Scout Mountain Ultra Trail takes places in the rugged mountains just outside of Pocatello, Idaho. For as close as I've lived to Idaho for the past eight years, its kind of ridiculous that I've barely stepped a foot in the state. Formerly known as the Pocatello 50, Scout Mountain Ultra Trail has a reputation of being a tough Idaho run with great scenery. Luke Nelson and his army of cheerful volunteers did not disappoint as the race organization was as smooth as, well, some of the single track.

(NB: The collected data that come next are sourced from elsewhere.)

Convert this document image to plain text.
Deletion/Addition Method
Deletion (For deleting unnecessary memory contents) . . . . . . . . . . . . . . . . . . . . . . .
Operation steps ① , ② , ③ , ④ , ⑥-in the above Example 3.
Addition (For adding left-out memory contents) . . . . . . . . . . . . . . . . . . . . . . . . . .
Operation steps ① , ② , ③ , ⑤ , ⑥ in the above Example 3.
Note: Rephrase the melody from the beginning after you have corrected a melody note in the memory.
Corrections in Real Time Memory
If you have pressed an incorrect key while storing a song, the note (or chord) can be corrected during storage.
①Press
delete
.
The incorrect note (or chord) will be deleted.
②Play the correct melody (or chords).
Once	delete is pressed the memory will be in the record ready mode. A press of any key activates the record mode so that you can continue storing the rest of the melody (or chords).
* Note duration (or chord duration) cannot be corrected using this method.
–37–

|They even had a kids race! Ella is back there in her "Run Run Run" shirt, as usual.|
"I'll be out on the course, and if I see you went out too fast I'll be cussing you out." That was the pre-race message from my coach, Ty Draney. Duly noted. You don't have to tell me twice! The other advice was to take the "small" climbs after the Big Fir aid station seriously. I kept that one in the back of my mind as well.
|Gibson Jack aid station|
As I descended into the Cusick Creek aid station at about mile 19, I was surprised to see the leader just in front of me. Apparently I made up some ground as I frolicked through the flowers. We left the aid station together, and on the climb out he quickly moved over and told me to lead. I took it easy and enjoyed the company as we meandered along the trail and eventually descended down the mountains to the edge of Pocatello. I got the feeling he was working hard just to keep up, so I kept the pace really mellow, still no need to push it. Besides, around mile 25 is when things started to get hot.
|All systems go|
|Rock star volunteer keeping me iced|
I met Jenny and the girls at the City Creek aid station at about mile 25 and I felt great. Jenny was like a Nascar pit crew at each aid station and had me back on the trail in no time. Think about that for a second: she sent my butt back on the trail in just a minute or two while managing a four year and a 10 month old. If you've never crewed for an ultramarathon before, what she did was incredible!
|As I was getting re-fueled at the aid station Cora was just chilling in the grass|
|Heading back up hill after City Creek|
|All the race volunteers were amazing at keeping runners iced and hydrated|
|Almost to the finish|
Eventually the fear of second place overcoming me in the final mile or two was enough for me to drag my butt over the last climb and down the road to the finish. I felt completely cooked the last couple of miles but managed to scamper in just under 11 hours. Turns out the next 100K finisher was almost exactly an hour behind me. Better safe than sorry.
|Ella had been wanting to dump ice water on my head all day long and finally got her chance at the finish line|
It was always going to be a memorable day running through the mountains of Pocatello, chatting with other fantastic runners, and camping with my girls. But, of course, winning is fun, and I was absolutely elated to finally get my first ultramarathon win. It was about time I put it all together and had a great race. Another highlight of the weekend was that the majority of the post-race meal was gluten free! As someone with celiac disease, this is the first time I was really able to enjoy the post race meal, and the baked potatoes with white chicken chili and broccoli was delicious!